SIGN OF THE TIMES
T oday people change jobs—even careers—several times. CPAs aren’t immune to this trend, and many highly qualified practitioners find that as their lives and interests deepen they look to give back to their professional and academic communities. One way to do that is to teach at the university level, where educators are needed to help fill the pipeline of accounting graduates. Fortunately, opportunities are now more available.
In 2003, the Association to Advance Collegiate Schools of Business (AACSB) adopted new standards for accreditation for professionally qualified (PQ) faculty. That means CPAs with on-the-job accounting experience and typically holding a master’s degree can switch to a career in education or teach on the side at the college level without having a Ph.D. Currently up to 50% of undergraduate accounting faculty positions can be held by PQ individuals. CPAs with only an undergraduate degree usually will need to earn an advanced degree before applying.

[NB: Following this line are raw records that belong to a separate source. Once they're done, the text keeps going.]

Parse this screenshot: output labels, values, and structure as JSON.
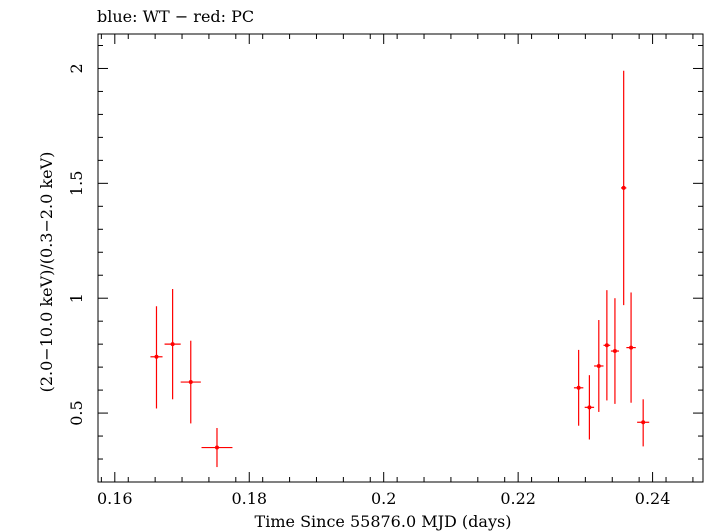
{
  "chart_data": {
    "type": "scatter",
    "title": "blue: WT − red: PC",
    "xlabel": "Time Since 55876.0 MJD (days)",
    "ylabel": "(2.0−10.0 keV)/(0.3−2.0 keV)",
    "xlim": [
      0.1575,
      0.2475
    ],
    "ylim": [
      0.2,
      2.15
    ],
    "x_ticks": [
      0.16,
      0.18,
      0.2,
      0.22,
      0.24
    ],
    "x_tick_labels": [
      "0.16",
      "0.18",
      "0.2",
      "0.22",
      "0.24"
    ],
    "y_ticks": [
      0.5,
      1,
      1.5,
      2
    ],
    "y_tick_labels": [
      "0.5",
      "1",
      "1.5",
      "2"
    ],
    "grid": false,
    "legend": "none",
    "series": [
      {
        "color": "#ff0000",
        "points": [
          {
            "x": 0.1662,
            "y": 0.745,
            "xerr": 0.0009,
            "ylo": 0.52,
            "yhi": 0.965
          },
          {
            "x": 0.1686,
            "y": 0.8,
            "xerr": 0.0012,
            "ylo": 0.56,
            "yhi": 1.04
          },
          {
            "x": 0.1713,
            "y": 0.635,
            "xerr": 0.0015,
            "ylo": 0.455,
            "yhi": 0.815
          },
          {
            "x": 0.1752,
            "y": 0.35,
            "xerr": 0.0023,
            "ylo": 0.265,
            "yhi": 0.435
          },
          {
            "x": 0.229,
            "y": 0.61,
            "xerr": 0.0007,
            "ylo": 0.445,
            "yhi": 0.775
          },
          {
            "x": 0.2306,
            "y": 0.525,
            "xerr": 0.0007,
            "ylo": 0.385,
            "yhi": 0.665
          },
          {
            "x": 0.232,
            "y": 0.705,
            "xerr": 0.0007,
            "ylo": 0.505,
            "yhi": 0.905
          },
          {
            "x": 0.2332,
            "y": 0.795,
            "xerr": 0.0005,
            "ylo": 0.555,
            "yhi": 1.035
          },
          {
            "x": 0.2344,
            "y": 0.77,
            "xerr": 0.0006,
            "ylo": 0.54,
            "yhi": 1.0
          },
          {
            "x": 0.2357,
            "y": 1.48,
            "xerr": 0.0004,
            "ylo": 0.97,
            "yhi": 1.99
          },
          {
            "x": 0.2368,
            "y": 0.785,
            "xerr": 0.0007,
            "ylo": 0.545,
            "yhi": 1.025
          },
          {
            "x": 0.2386,
            "y": 0.46,
            "xerr": 0.0009,
            "ylo": 0.355,
            "yhi": 0.56
          }
        ]
      }
    ]
  }
}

CPAs interested in teaching on a limited basis should first consider entering the new AACSB bridge program for executives. The five-day program presents innovative teaching techniques and discusses the attitudes, background skills and learning styles of today’s students. The AICPA Foundation is showing its support for the bridge program with a $25,000 grant to fund scholarships for accounting professionals. For more information see www.aacsb.edu/bridge/ . For professional accountants who want to teach and continue to work full time or perhaps retire and teach part time, teaching as an adjunct may be an attractive alternative. Find out more from your local university.